Numerical Boltzmann/Spherical Harmonic Device CAD Overview and Goals

1. Numerical Boltzmann/Spherical Harmonic Device CAD Overview and Goals Overview: Further develop and apply the Numerical Boltzmann/Spherical Harmonic method of advanced device simulation. The method is based on the direct solution to the Boltzmann equation. It promises to be applicable at and below the 0.1µm range, where drift-diffusion models become inaccurate. It gives virtually the same information as Monte Carlo simulations (device distribution function) and is 1000 times faster.
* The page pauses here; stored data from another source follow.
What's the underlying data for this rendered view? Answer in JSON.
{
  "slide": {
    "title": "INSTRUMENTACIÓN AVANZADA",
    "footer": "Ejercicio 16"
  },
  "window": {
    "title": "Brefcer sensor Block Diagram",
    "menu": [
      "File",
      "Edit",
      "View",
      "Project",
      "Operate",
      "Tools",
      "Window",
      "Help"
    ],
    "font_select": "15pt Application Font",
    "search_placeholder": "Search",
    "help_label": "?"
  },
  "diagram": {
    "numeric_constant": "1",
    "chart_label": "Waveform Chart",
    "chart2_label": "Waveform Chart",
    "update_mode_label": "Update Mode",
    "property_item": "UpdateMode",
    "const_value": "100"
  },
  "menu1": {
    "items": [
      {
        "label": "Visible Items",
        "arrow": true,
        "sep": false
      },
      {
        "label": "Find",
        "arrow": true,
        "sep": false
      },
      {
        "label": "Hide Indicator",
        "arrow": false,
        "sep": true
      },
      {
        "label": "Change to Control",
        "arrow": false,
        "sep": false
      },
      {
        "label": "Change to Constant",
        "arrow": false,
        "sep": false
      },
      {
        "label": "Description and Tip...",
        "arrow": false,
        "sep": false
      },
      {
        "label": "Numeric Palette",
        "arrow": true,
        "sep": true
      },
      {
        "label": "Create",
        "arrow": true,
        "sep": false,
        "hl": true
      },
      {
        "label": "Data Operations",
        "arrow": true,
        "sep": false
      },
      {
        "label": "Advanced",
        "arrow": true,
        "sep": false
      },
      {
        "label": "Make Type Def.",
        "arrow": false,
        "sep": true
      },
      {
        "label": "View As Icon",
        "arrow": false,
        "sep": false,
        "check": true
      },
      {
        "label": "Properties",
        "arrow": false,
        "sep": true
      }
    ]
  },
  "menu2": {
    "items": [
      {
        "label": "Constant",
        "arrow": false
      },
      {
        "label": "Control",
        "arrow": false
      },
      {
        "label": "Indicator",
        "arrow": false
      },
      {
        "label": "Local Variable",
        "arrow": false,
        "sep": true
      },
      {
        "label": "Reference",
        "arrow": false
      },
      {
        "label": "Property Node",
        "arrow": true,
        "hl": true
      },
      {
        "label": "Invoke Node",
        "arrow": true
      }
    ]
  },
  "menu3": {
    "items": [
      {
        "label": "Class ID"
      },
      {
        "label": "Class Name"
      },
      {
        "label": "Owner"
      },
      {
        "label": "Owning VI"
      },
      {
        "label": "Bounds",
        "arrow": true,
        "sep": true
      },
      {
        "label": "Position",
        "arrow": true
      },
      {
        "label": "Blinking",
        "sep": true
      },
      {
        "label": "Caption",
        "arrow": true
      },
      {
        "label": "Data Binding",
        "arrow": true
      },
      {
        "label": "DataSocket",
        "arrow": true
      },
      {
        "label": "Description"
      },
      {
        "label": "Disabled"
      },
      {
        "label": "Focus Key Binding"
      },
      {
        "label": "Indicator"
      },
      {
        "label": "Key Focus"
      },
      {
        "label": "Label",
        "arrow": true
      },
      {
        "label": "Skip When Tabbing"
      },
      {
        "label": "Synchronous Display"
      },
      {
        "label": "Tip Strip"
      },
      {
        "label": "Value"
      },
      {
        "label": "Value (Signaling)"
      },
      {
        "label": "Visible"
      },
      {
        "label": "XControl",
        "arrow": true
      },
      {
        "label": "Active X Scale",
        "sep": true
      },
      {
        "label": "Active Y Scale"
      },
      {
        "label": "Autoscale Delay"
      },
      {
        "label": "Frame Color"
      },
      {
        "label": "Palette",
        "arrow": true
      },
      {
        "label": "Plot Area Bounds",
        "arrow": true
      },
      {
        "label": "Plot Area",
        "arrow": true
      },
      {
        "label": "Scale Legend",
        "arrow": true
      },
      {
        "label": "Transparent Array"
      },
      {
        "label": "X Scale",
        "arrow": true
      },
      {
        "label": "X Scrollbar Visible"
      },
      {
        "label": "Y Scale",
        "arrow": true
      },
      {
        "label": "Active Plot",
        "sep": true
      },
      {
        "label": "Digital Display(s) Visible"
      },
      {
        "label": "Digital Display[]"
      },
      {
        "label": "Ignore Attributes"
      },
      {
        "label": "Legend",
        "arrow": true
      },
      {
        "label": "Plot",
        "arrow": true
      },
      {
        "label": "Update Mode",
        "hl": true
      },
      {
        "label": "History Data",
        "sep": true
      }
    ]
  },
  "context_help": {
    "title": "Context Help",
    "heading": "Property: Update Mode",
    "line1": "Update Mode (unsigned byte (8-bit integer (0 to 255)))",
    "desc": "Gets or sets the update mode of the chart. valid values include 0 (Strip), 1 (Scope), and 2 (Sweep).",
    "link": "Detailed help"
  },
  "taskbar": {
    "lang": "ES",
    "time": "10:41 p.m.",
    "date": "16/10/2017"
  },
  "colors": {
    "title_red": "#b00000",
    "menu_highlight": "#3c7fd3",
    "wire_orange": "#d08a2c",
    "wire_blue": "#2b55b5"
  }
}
Goals: Develop and apply new simulator to model deep submicron behavior: - Terminal characteristics (I-V) - Substrate current (impact ionization) - Oxide injection, gate leakage current and FLASH programming - Quantum effects

2. Numerical Boltzmann/Spherical Harmonic Device CAD Benefit to Intel 1) The semiconductor community recognized the benefit of the Numerical Boltzmann model by including it in the 1997 SIA Roadmap as one four approaches to be pursued for future device design. 2) Since Numerical Boltzmann/Spherical Harmonic is based on fundamental transport physics, it should be reliable for design of ultra-small transistors (<0.15µm), where the drift-diffusion model becomes less and less accurate. 3) Gives virtually a complete device description (like Monte Carlo), and is practical enough for day-to-day design. Applied to short channel and hot-electron effects: velocity overshoot, impact ionization, oxide tunneling, thermal emission. 4) The model will be useful for predicting the limits of MOSFET scaling, especially related to oxide thicknesses, reliability and optimized doping, as well as future devices (SOI, double gate MOSFETs, etc.).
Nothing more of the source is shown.